01 -
In a medium skillet over medium heat, cook the finely chopped onion and minced garlic until softened, about 2 to 3 minutes.
02 -
Add ground beef, smoked paprika, salt, black pepper, and Worcestershire sauce to the skillet. Cook, stirring occasionally, until browned and fully cooked. Remove from heat.
03 -
Stir in shredded cheddar cheese until melted and fully combined. Allow the filling to cool slightly before assembling.
04 -
Roll out refrigerated crescent roll dough on a floured surface and cut into 3-inch by 3-inch squares.
05 -
Place 1 to 2 tablespoons of the meat mixture at the center of each dough square.
06 -
Gather and pinch the edges of each dough square to seal, then turn seam-side down onto a parchment-lined baking sheet.

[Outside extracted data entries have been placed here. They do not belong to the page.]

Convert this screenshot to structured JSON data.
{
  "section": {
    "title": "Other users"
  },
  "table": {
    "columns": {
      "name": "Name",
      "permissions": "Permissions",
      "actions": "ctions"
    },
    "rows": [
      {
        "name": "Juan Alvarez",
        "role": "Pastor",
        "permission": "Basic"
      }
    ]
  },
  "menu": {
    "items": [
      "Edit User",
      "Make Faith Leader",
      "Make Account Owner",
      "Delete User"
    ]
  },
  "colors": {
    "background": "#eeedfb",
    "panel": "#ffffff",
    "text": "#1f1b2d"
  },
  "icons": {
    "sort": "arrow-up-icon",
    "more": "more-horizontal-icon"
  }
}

Create pumpkin ridges by gently tying kitchen twine around each ball in quarters or scoring grooves with a butter knife.
07 -
Brush each dough bundle with beaten egg. Bake in a preheated oven at 375°F for 15 to 18 minutes until golden brown. Remove twine once sliders are cool enough to handle.
08 -
Insert a small pretzel stick into the top of each slider as a pumpkin stem and garnish with a fresh parsley or basil leaf. Serve warm.